Understanding the activation energy trends for the C2H4+OH→C2H4OH reaction by using canonical variational transition state theory

Abstract

The potential-energy hypersurface of the addition reaction OH+C2H4 was partially explored following two different approaches. First, the stationary points were located at the MP2(FULL)/6-31G(d,p) level and then the minimum energy path (MEP) was built starting from the MP2 saddle-point geometry. In order to improve the energetics along the MEP, single-point calculations were carried out at several higher levels, in particular, PMP2, MP4sdtq, PMP4sdtq, and QCIsd(t).

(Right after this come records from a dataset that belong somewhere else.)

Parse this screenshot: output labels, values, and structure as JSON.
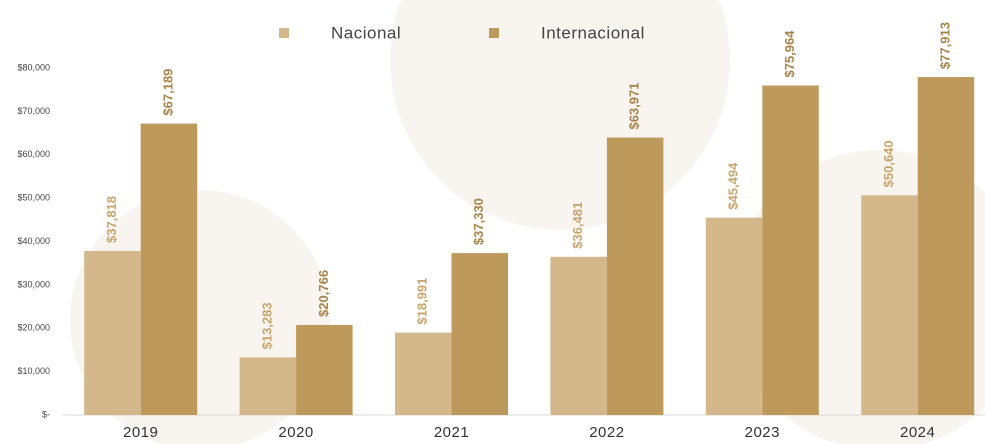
{
  "chart_data": {
    "type": "bar",
    "categories": [
      "2019",
      "2020",
      "2021",
      "2022",
      "2023",
      "2024"
    ],
    "series": [
      {
        "name": "Nacional",
        "color": "#d4b88c",
        "label_color": "#c9a56e",
        "values": [
          37818,
          13283,
          18991,
          36481,
          45494,
          50640
        ],
        "value_labels": [
          "$37,818",
          "$13,283",
          "$18,991",
          "$36,481",
          "$45,494",
          "$50,640"
        ]
      },
      {
        "name": "Internacional",
        "color": "#bd9a5c",
        "label_color": "#a8844a",
        "values": [
          67189,
          20766,
          37330,
          63971,
          75964,
          77913
        ],
        "value_labels": [
          "$67,189",
          "$20,766",
          "$37,330",
          "$63,971",
          "$75,964",
          "$77,913"
        ]
      }
    ],
    "ylim": [
      0,
      80000
    ],
    "yticks": [
      {
        "value": 0,
        "label": "$-"
      },
      {
        "value": 10000,
        "label": "$10,000"
      },
      {
        "value": 20000,
        "label": "$20,000"
      },
      {
        "value": 30000,
        "label": "$30,000"
      },
      {
        "value": 40000,
        "label": "$40,000"
      },
      {
        "value": 50000,
        "label": "$50,000"
      },
      {
        "value": 60000,
        "label": "$60,000"
      },
      {
        "value": 70000,
        "label": "$70,000"
      },
      {
        "value": 80000,
        "label": "$80,000"
      }
    ],
    "legend": "top"
  }
}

In a different approach, the C–O bond length was assumed to provide an accurate parametrization of the reaction path in the vicinity of the transition state. The minimum energy structures at the MP4sdq/6-311+G(d,p) level for 16 points along the RC–O coordinate have been calculated, followed by a generalized normal-mode analysis at the MP2(FULL)/6-311+G(d,p) level for each point. The initial potential information from both approaches was used to calculate canonical variational transition state (CVT) association rate constants for the temperature range 200–1000 K. Our calculations at the PMP4sdtq/6-311+G(d,p)//MP4sdq/6-311+G(d,p)[MP2(FULL)/6-311 +G(d,p)] level reproduce the inverse dependence of the rate constant with temperature at T<565 K, in agreement with the experimental evidence that this reaction has a negative activation energy at room temperature. The analysis of the enthalpic and entropic contributions to the Gibbs free-energy profile has allowed us to understand those negative values of the activation energy.